No one likes people and brands that just push their own products all day long – and this sentiment is even stronger on social media. The very concept of social media is to be conversational. No good can come from treating it like just another old-media, spray-and-pray advertising opportunity.
That’s not to say that talking about your product is always bad on social media. Instead, take the approach that Gary Vaynerchuk promotes in his popular book, Jab, Jab, Jab, Right Hook, and provide valuable content consistently, before going in for the kill.
So if you find yourself posting sales copy and promotional material all day long – or worse, pitching to random strangers online without getting to know them or developing a non-sales relationship first – you might be hurting your case more than helping, even if you do succeed one in every thousand tries.
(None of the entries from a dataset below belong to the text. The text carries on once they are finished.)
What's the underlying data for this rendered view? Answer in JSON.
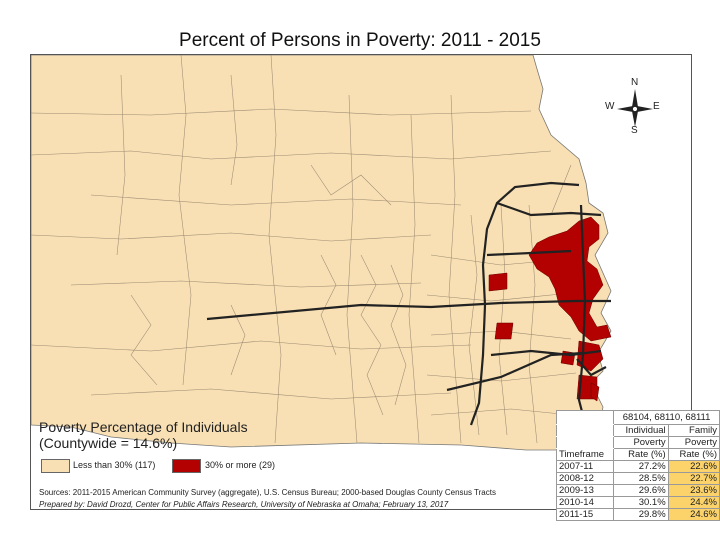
{
  "title": "Percent of Persons in Poverty: 2011 - 2015",
  "colors": {
    "low": "#f8e0b4",
    "high": "#b30000",
    "highlight": "#fbd36a"
  },
  "compass": {
    "n": "N",
    "s": "S",
    "e": "E",
    "w": "W"
  },
  "legend": {
    "title": "Poverty Percentage of Individuals",
    "subtitle": "(Countywide = 14.6%)",
    "low_label": "Less than 30% (117)",
    "high_label": "30% or more (29)"
  },
  "sources": "Sources: 2011-2015 American Community Survey (aggregate), U.S. Census Bureau; 2000-based Douglas County Census Tracts",
  "prepared": "Prepared by: David Drozd, Center for Public Affairs Research, University of Nebraska at Omaha; February 13, 2017",
  "table": {
    "zips": "68104, 68110, 68111",
    "col1_line1": "Individual",
    "col1_line2": "Poverty",
    "col1_line3": "Rate (%)",
    "col2_line1": "Family",
    "col2_line2": "Poverty",
    "col2_line3": "Rate (%)",
    "timeframe_label": "Timeframe",
    "rows": [
      {
        "timeframe": "2007-11",
        "individual": "27.2%",
        "family": "22.6%"
      },
      {
        "timeframe": "2008-12",
        "individual": "28.5%",
        "family": "22.7%"
      },
      {
        "timeframe": "2009-13",
        "individual": "29.6%",
        "family": "23.6%"
      },
      {
        "timeframe": "2010-14",
        "individual": "30.1%",
        "family": "24.4%"
      },
      {
        "timeframe": "2011-15",
        "individual": "29.8%",
        "family": "24.6%"
      }
    ]
  }
}
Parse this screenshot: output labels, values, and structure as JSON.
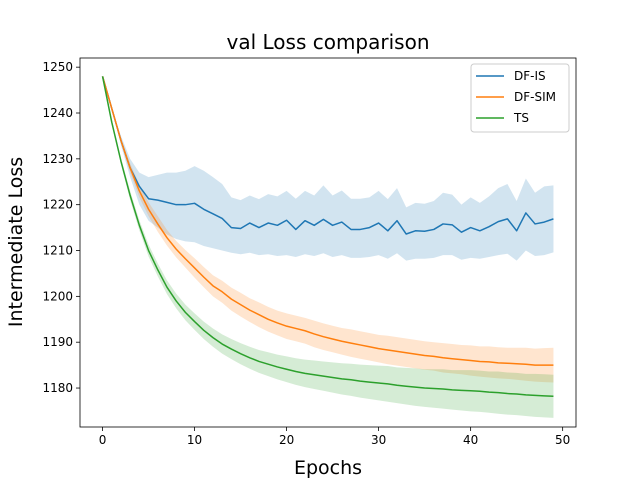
{
  "chart_data": {
    "type": "line",
    "title": "val Loss comparison",
    "xlabel": "Epochs",
    "ylabel": "Intermediate Loss",
    "xlim": [
      -2.45,
      51.45
    ],
    "ylim": [
      1171.5,
      1252
    ],
    "xticks": [
      0,
      10,
      20,
      30,
      40,
      50
    ],
    "yticks": [
      1180,
      1190,
      1200,
      1210,
      1220,
      1230,
      1240,
      1250
    ],
    "grid": false,
    "legend_position": "top-right",
    "x": [
      0,
      1,
      2,
      3,
      4,
      5,
      6,
      7,
      8,
      9,
      10,
      11,
      12,
      13,
      14,
      15,
      16,
      17,
      18,
      19,
      20,
      21,
      22,
      23,
      24,
      25,
      26,
      27,
      28,
      29,
      30,
      31,
      32,
      33,
      34,
      35,
      36,
      37,
      38,
      39,
      40,
      41,
      42,
      43,
      44,
      45,
      46,
      47,
      48,
      49
    ],
    "series": [
      {
        "name": "DF-IS",
        "color": "#1f77b4",
        "values": [
          1248,
          1241,
          1234,
          1228,
          1224,
          1221.3,
          1221,
          1220.5,
          1220,
          1220,
          1220.3,
          1219,
          1218,
          1217,
          1215,
          1214.8,
          1216,
          1215,
          1216,
          1215.5,
          1216.6,
          1214.6,
          1216.5,
          1215.5,
          1216.8,
          1215.5,
          1216.2,
          1214.6,
          1214.6,
          1215,
          1216,
          1214.3,
          1216.5,
          1213.6,
          1214.3,
          1214.2,
          1214.6,
          1215.8,
          1215.6,
          1214,
          1215,
          1214.3,
          1215.2,
          1216.3,
          1216.9,
          1214.3,
          1218.2,
          1215.8,
          1216.2,
          1216.9
        ],
        "lower": [
          1248,
          1241,
          1233,
          1226,
          1220,
          1216.5,
          1215,
          1213.5,
          1212.5,
          1212,
          1211.8,
          1211,
          1210.5,
          1210,
          1209.5,
          1209.2,
          1209.5,
          1209,
          1209.2,
          1208.8,
          1209,
          1208.6,
          1209.2,
          1208.8,
          1209.4,
          1208.6,
          1209,
          1208.4,
          1208.4,
          1208.6,
          1209,
          1208.2,
          1209.4,
          1207.8,
          1208.2,
          1208.2,
          1208.4,
          1209,
          1209,
          1208,
          1208.4,
          1208.2,
          1208.6,
          1209,
          1209.3,
          1207.8,
          1210,
          1208.8,
          1209,
          1209.6
        ],
        "upper": [
          1248,
          1241,
          1235,
          1230,
          1227,
          1226,
          1226.5,
          1227,
          1227,
          1227.4,
          1228.4,
          1227.4,
          1226,
          1224.5,
          1221.6,
          1221,
          1222,
          1221.2,
          1222.3,
          1221.8,
          1223,
          1221.3,
          1223,
          1222,
          1224.2,
          1222,
          1223.1,
          1221.3,
          1221.3,
          1221.6,
          1223,
          1221.2,
          1223.6,
          1219.4,
          1220.4,
          1220.2,
          1220.8,
          1222.6,
          1222.2,
          1220,
          1221.6,
          1220.4,
          1221.8,
          1223.6,
          1224.5,
          1220.8,
          1225.7,
          1222.6,
          1224,
          1224.2
        ]
      },
      {
        "name": "DF-SIM",
        "color": "#ff7f0e",
        "values": [
          1248,
          1241,
          1234,
          1228,
          1223,
          1219,
          1215.8,
          1212.8,
          1210.3,
          1208.2,
          1206.2,
          1204.2,
          1202.3,
          1201,
          1199.4,
          1198.2,
          1197,
          1196,
          1195,
          1194.2,
          1193.5,
          1193,
          1192.5,
          1191.8,
          1191.2,
          1190.7,
          1190.2,
          1189.8,
          1189.4,
          1189,
          1188.6,
          1188.3,
          1188,
          1187.7,
          1187.4,
          1187.1,
          1186.9,
          1186.6,
          1186.4,
          1186.2,
          1186,
          1185.8,
          1185.7,
          1185.5,
          1185.4,
          1185.3,
          1185.2,
          1185,
          1185,
          1185
        ],
        "lower": [
          1248,
          1241,
          1233.5,
          1227,
          1221.6,
          1217.5,
          1214.1,
          1211.1,
          1208.5,
          1206.3,
          1204.1,
          1202,
          1200,
          1198.6,
          1196.9,
          1195.6,
          1194.4,
          1193.3,
          1192.3,
          1191.5,
          1190.7,
          1190.2,
          1189.7,
          1188.9,
          1188.3,
          1187.8,
          1187.3,
          1186.8,
          1186.4,
          1186,
          1185.6,
          1185.2,
          1184.9,
          1184.6,
          1184.3,
          1184,
          1183.8,
          1183.4,
          1183.2,
          1183,
          1182.7,
          1182.5,
          1182.3,
          1182.1,
          1182,
          1181.8,
          1181.6,
          1181.4,
          1181.3,
          1181.2
        ],
        "upper": [
          1248,
          1241,
          1234.5,
          1229,
          1224.4,
          1220.5,
          1217.5,
          1214.5,
          1212.1,
          1210.1,
          1208.3,
          1206.4,
          1204.6,
          1203.4,
          1201.9,
          1200.8,
          1199.6,
          1198.7,
          1197.7,
          1196.9,
          1196.3,
          1195.8,
          1195.3,
          1194.7,
          1194.1,
          1193.6,
          1193.1,
          1192.8,
          1192.4,
          1192,
          1191.6,
          1191.4,
          1191.1,
          1190.8,
          1190.5,
          1190.2,
          1190,
          1189.8,
          1189.6,
          1189.4,
          1189.3,
          1189.1,
          1189.1,
          1188.9,
          1188.8,
          1188.8,
          1188.8,
          1188.6,
          1188.7,
          1188.8
        ]
      },
      {
        "name": "TS",
        "color": "#2ca02c",
        "values": [
          1248,
          1238,
          1229.5,
          1222,
          1215.5,
          1210,
          1205.8,
          1202,
          1199,
          1196.5,
          1194.5,
          1192.6,
          1191,
          1189.6,
          1188.5,
          1187.5,
          1186.6,
          1185.8,
          1185.2,
          1184.6,
          1184.1,
          1183.6,
          1183.2,
          1182.9,
          1182.6,
          1182.3,
          1182,
          1181.8,
          1181.5,
          1181.3,
          1181.1,
          1180.9,
          1180.6,
          1180.4,
          1180.2,
          1180,
          1179.9,
          1179.8,
          1179.6,
          1179.5,
          1179.4,
          1179.3,
          1179.1,
          1179,
          1178.8,
          1178.7,
          1178.5,
          1178.4,
          1178.3,
          1178.2
        ],
        "lower": [
          1248,
          1237.5,
          1228.8,
          1221,
          1214.4,
          1208.7,
          1204.4,
          1200.5,
          1197.4,
          1194.8,
          1192.7,
          1190.7,
          1189,
          1187.5,
          1186.3,
          1185.2,
          1184.2,
          1183.3,
          1182.6,
          1181.9,
          1181.3,
          1180.7,
          1180.2,
          1179.8,
          1179.4,
          1179,
          1178.6,
          1178.3,
          1177.9,
          1177.6,
          1177.3,
          1177,
          1176.7,
          1176.4,
          1176.1,
          1175.9,
          1175.7,
          1175.5,
          1175.3,
          1175.1,
          1174.9,
          1174.8,
          1174.6,
          1174.4,
          1174.2,
          1174.1,
          1173.9,
          1173.7,
          1173.6,
          1173.5
        ],
        "upper": [
          1248,
          1238.5,
          1230.2,
          1223,
          1216.6,
          1211.3,
          1207.2,
          1203.5,
          1200.6,
          1198.2,
          1196.3,
          1194.5,
          1193,
          1191.7,
          1190.7,
          1189.8,
          1189,
          1188.3,
          1187.8,
          1187.3,
          1186.9,
          1186.5,
          1186.2,
          1186,
          1185.8,
          1185.6,
          1185.4,
          1185.3,
          1185.1,
          1185,
          1184.9,
          1184.8,
          1184.5,
          1184.4,
          1184.3,
          1184.1,
          1184.1,
          1184.1,
          1183.9,
          1183.9,
          1183.9,
          1183.8,
          1183.6,
          1183.6,
          1183.4,
          1183.3,
          1183.1,
          1183.1,
          1183,
          1182.9
        ]
      }
    ]
  }
}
Remember, at the end of the day, even if you’re selling to businesses, you’re still talking to humans who have lives and emotions outside of their job titles. Make the effort to be helpful, useful, and inspiring, and you will be rewarded with engagement and deals.
Remember that while the strategy considerations outlined here work best in the vast majority of B2B social media situations, many businesses succeed online simply by breaking the mold and doing something totally unexpected.
What’s important is not to pick just the strategy that seems to be the wisest, but to pick the strategy that actually works for you, plan carefully, and stick to it. That’s your only sure path to success.